Oh, and let me know how that goes for you…

42 thoughts on “Alcoholity 101

  1. I talked to HR and they suggested that I join a new sect call Rehabitariaism and the company would pay all me expenses! It sounded pretty good. They said I’d get lots of nutritious food, quiet sleeping quarters, and my own personal “guide”. I asked them what I needed to do to join and they told me all I needed was a willingness to partake! Sign me up! When I asked what time Happy Hour began, they suggested that I consider my future with the company which I took as a good sign. Promo must be on the way. They also called security and sent me home for the day. Did I miss something?

    Liked by 1 person

  2. I think I took my worshiping too seriously, Diane, back in the day, and I can’t begin to tell you the feelings of pain and sorrow I felt the following morning after opening myself up and embracing things fully. And the next day. And the next. HR turned a blind eye to things back then as well, although many of them were ‘part of the team’ as it were…


    • Yes, it’s one of those things that’s only fun until it stops being fun, isn’t it? And it’s tough to be the one to say, “This isn’t fun anymore.”

      I’m glad you’re Feeling Good these days! 🙂


  3. Love it!

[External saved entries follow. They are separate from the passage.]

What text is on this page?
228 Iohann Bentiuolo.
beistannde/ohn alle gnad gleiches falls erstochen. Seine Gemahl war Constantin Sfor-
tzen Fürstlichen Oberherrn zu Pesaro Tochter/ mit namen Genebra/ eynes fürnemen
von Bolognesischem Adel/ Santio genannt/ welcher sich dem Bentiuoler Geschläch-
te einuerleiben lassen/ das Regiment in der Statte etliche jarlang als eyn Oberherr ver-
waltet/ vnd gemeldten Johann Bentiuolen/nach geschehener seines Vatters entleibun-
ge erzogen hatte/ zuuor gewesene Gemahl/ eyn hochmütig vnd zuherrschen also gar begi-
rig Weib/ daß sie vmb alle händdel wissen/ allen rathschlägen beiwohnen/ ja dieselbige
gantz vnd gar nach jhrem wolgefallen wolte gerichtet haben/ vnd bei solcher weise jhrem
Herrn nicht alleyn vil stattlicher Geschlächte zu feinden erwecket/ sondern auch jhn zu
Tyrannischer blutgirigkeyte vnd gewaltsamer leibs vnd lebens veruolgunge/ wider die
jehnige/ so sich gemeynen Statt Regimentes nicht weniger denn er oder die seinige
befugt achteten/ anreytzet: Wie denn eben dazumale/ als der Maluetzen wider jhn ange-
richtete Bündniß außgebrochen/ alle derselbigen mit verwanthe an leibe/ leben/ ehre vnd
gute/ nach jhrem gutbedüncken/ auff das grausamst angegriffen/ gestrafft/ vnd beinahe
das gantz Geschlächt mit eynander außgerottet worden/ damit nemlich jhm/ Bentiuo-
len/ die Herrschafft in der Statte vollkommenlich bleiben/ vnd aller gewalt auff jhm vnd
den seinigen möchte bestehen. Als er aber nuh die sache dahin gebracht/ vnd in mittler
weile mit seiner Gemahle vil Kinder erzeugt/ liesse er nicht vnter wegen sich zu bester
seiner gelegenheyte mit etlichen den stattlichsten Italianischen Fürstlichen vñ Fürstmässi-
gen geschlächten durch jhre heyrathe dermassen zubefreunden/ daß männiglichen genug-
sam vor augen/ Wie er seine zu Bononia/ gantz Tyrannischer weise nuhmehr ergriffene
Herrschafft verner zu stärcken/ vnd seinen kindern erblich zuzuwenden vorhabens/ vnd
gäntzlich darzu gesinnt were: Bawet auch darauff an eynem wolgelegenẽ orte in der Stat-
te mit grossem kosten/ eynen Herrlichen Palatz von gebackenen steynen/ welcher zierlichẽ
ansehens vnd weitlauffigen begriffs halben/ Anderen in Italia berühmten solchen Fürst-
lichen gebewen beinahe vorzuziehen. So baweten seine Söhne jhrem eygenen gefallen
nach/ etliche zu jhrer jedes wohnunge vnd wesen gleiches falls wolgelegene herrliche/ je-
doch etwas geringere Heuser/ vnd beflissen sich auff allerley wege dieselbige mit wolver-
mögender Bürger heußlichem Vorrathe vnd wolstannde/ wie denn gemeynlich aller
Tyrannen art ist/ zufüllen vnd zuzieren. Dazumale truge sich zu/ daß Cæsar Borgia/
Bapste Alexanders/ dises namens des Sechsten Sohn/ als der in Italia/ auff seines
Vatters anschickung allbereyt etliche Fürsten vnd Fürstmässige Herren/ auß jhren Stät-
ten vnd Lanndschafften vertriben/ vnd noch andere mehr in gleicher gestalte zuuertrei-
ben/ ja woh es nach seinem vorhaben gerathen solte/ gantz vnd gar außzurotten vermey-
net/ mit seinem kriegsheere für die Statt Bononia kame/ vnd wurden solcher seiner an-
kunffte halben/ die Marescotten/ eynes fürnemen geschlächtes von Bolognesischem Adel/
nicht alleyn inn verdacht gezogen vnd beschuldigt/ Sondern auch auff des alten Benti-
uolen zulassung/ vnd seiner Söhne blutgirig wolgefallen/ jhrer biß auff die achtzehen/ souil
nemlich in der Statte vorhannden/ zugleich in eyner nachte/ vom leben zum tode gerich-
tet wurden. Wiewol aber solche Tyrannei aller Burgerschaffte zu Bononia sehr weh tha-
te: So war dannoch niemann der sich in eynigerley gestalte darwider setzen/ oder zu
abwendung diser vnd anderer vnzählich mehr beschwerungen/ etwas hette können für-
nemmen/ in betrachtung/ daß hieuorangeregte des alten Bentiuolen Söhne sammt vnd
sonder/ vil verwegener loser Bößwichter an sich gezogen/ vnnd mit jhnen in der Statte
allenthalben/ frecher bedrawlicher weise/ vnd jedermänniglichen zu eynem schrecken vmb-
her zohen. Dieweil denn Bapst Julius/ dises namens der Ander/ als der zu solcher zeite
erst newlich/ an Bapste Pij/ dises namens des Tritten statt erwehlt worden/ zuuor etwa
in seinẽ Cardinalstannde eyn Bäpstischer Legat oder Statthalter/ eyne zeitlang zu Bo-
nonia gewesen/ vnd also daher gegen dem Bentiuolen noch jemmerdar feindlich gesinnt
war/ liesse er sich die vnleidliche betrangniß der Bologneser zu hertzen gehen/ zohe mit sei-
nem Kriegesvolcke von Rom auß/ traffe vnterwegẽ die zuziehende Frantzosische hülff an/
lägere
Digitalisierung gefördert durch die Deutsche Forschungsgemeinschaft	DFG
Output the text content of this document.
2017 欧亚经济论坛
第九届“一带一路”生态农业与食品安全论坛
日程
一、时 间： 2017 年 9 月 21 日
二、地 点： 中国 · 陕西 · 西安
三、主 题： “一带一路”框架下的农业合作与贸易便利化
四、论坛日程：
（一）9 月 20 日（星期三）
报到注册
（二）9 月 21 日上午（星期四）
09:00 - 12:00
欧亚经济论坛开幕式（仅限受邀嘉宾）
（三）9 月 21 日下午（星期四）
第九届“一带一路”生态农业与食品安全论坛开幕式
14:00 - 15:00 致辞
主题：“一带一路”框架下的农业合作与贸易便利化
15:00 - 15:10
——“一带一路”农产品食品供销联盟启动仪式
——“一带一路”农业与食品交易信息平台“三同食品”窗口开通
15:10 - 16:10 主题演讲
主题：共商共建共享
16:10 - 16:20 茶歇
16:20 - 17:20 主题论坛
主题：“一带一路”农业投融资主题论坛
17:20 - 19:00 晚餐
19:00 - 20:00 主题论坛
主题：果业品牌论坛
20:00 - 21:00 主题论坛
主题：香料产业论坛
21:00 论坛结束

After one horrendous experience with Boilermakers at the age of 18, really stupid as I was still living at home and had to be up early for work at the telephone company at that, and I didn’t DARE throw up or parents would know, I pretty much gave up drinking for a long, long time. The telephone work was back in the day of the switchboards and headsets. The headsets would pick up sounds from anywhere in someone’s home. A throbbing hangover to go with those things had me praying for an easy death. Any booze later on in life was limited to one only. The memory of that one time still brings on the old gag reflex, yeah, it was that bad. Your descriptions of Alcoholity were perfect. AND, I learned about Screech! How neat is that! LOL


    • Oh, that sounds absolutely horrible! I’ve either been lucky enough (or never drank enough, though that seems… er… unlikely) to never have had a hangover, and I’m hoping that at this stage of my life I’m smart enough not to tempt one. Time will tell…

      I’m glad you got a kick out of Screech! Newfoundland is like an entirely different country – I thoroughly enjoyed my visit there and hope to go back some day. But I didn’t get Screeched-In while I was there. Probably a good thing. 😉


      • Once was definitely enough. I was always the good old reliable friend that saw to it no one got smashed and drove, or that any of the younger girls wound up in the back seat of some local Lothario’s car. LOL I could always tell them the bad things they did the next day! That was always fun. Cruel, but I still laughed my backside off!

        Liked by 1 person

  4. Tried the HR thing. Looking for a new gig. Let’s just say the interview didn’t go well.

    Anybody hiring a Low Deacon? Not looking for entry level here. Offer advanced case (sorry) of beergutitis for proof. 🙂

    And eighty perthent on the nothe. You tho rock, Sithter!

    Liked by 1 person

      • HAH! I’m reinstated! All I had to do was mention religious discrimination and a law suit by my attorney, Beelzebub McFeces (a dirty lawyer if ever there was one), and all is forgiven. All I have to do is to cease and desist with my efforts at proselyting during office hours (hic). And clath (hic).

        And ninety perthent? Thweet! Thay, thatth like a hunnerd and eighty perthent in dog proof, ithn’t it?